Derajat keimanan dan petunjuk hidayah bukanlah sesuatu yang bisa diturunkan atau diberikan secara langsung oleh manusia lain, bahkan sekalipun oleh seorang nabi sebesar Rasulullah SAW. Kisah yang mencerminkan hal ini adalah ketika Rasulullah SAW tidak mampu memberikan petunjuk keimanan kepada paman yang sangat dicintainya, Abu Talib.
Rasulullah SAW memang memiliki kasih sayang yang sangat besar kepada Abu Talib, paman yang telah menjadi penanggung jawab dan pelindung sejak Rasulullah masih kecil. Sayangnya, hingga akhir hayatnya, Abu Talib belum juga menerima Islam sebagai ajaran hidupnya.
Meski Rasulullah SAW meluangkan banyak waktu untuk memberikan pengetahuan dan pemahaman tentang Islam, Abu Talib tetap tidak pernah menerima ajaran tersebut.
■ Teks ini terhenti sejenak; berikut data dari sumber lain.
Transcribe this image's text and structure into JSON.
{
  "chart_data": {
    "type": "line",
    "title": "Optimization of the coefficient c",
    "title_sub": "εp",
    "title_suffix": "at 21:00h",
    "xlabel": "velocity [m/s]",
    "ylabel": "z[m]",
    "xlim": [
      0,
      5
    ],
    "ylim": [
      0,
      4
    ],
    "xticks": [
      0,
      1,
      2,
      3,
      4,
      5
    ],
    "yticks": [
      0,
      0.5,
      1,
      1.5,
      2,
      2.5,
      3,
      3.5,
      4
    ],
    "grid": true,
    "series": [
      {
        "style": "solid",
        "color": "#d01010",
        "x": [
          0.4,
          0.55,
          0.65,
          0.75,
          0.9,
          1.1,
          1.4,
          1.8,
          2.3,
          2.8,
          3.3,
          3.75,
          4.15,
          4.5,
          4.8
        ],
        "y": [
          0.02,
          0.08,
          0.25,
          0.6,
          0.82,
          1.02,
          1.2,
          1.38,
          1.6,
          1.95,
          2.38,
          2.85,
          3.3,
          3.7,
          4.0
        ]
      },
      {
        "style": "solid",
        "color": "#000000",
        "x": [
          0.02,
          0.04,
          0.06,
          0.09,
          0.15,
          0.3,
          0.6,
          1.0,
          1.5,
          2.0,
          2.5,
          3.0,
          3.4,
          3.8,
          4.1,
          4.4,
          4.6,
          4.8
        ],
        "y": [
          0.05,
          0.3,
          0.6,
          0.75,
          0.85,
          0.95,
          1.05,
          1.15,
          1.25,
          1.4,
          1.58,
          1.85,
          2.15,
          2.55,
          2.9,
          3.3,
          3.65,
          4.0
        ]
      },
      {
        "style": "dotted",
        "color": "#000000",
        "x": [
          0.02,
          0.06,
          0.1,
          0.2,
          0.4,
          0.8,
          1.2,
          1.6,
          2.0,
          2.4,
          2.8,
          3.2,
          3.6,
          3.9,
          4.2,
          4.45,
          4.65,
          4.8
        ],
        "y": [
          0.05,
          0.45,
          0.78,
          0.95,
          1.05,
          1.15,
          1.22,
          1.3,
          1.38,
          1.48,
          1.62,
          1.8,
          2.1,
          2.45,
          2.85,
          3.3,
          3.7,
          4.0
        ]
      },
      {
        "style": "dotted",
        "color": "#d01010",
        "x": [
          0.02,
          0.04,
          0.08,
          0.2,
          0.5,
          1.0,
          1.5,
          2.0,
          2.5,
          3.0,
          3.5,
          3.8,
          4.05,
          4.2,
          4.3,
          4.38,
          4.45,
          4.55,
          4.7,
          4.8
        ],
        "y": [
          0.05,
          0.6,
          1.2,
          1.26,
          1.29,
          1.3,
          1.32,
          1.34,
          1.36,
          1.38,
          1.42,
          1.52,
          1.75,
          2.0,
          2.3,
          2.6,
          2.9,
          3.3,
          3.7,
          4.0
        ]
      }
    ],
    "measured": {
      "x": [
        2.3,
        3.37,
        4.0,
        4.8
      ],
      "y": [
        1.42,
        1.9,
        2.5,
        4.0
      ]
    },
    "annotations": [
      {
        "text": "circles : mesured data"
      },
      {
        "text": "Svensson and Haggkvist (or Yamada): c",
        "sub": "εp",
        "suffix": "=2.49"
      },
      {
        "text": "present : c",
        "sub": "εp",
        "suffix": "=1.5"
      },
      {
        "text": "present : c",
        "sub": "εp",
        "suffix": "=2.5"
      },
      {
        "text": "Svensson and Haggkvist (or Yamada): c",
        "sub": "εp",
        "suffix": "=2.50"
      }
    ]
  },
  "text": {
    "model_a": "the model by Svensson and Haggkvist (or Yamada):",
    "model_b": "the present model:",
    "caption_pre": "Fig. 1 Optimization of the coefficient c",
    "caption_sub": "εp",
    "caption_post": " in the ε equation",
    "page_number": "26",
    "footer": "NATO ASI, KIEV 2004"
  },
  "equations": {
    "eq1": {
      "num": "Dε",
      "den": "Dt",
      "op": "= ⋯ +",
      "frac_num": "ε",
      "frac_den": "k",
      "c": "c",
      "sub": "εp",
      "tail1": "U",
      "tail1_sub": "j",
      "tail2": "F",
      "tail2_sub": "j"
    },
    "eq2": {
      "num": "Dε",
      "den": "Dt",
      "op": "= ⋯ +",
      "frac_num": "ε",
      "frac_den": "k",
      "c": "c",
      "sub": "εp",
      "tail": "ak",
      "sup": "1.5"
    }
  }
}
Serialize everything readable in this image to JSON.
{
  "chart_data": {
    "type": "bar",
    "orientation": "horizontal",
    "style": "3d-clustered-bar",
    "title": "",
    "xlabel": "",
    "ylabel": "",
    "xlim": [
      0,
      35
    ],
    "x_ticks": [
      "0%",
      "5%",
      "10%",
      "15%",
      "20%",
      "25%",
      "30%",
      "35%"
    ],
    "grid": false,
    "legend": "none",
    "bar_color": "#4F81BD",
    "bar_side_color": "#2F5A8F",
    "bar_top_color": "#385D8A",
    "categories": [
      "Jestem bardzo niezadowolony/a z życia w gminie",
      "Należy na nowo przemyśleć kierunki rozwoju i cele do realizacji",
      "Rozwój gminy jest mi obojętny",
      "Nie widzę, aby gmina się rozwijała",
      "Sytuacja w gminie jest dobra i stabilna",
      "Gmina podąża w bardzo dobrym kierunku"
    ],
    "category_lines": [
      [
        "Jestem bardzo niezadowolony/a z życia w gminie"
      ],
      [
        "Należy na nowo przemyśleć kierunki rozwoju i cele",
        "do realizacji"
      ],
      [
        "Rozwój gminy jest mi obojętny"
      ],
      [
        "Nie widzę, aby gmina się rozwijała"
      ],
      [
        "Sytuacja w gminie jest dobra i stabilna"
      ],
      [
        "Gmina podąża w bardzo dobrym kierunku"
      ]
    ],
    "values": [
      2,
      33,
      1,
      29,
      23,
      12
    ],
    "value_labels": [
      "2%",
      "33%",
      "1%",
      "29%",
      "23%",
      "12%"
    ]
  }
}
Hal ini kemudian menyisakan duka yang mendalam bagi Rasulullah SAW. Momen tersebut memperlihatkan kepada kita bahwa penerimaan hidayah bukanlah sesuatu yang sepenuhnya berada di tangan manusia.
Menurut ajaran Islam, hidayah atau petunjuk hanya bisa datang dari Allah SWT. Manusia hanya dapat berusaha untuk menyampaikan ajaran tersebut, tetapi pada akhirnya penyerahan dan penerimaan hidayah sepenuhnya menjadi kehendak Allah. Bukan berarti kita tidak harus berusaha, namun kita harus paham bahwa proses pemberian hidayah ini juga mengharuskan kerendahan hati dan pengenalan diri bahwa segala sesuatu ada di tangan-Nya.
Dari kisah ini, kita belajar bahwa meski seorang nabi sehebat Rasulullah SAW tidak dapat memberikan hidayah keimanan kepada orang yang dicintainya, kita harus tetap berusaha dan berdoa. Namun, kita juga harus selalu ingat bahwa pemberian hidayah adalah hak prerogatif Allah.
Para nabi dan rasul adalah pembawa berita dan penyeru kepada jalan Allah, namun bukan mereka yang menentukan siapa yang akan menerima petunjuk-Nya. Kita dapat belajar dari kisah Rasulullah SAW dan Abu Talib ini untuk terus mengingatkan dan memberi tahu orang lain tentang kebenaran agama Islam, namun kita harus selalu mengingat bahwa penyerahan dan penerimaan hidayah adalah dari Allah semata.
Konsep ini dalam Islam kita kenal sebagai “balighul mubaligh, waka’bul jawab ‘ala Allah.” Artinya, tugas seorang mubaligh adalah menyampaikan, sedangkan penerimaan itu tergantung kepada Allah. Jadi, kita harus selalu berusaha namun senantiasa pasrah atas segala hasilnya.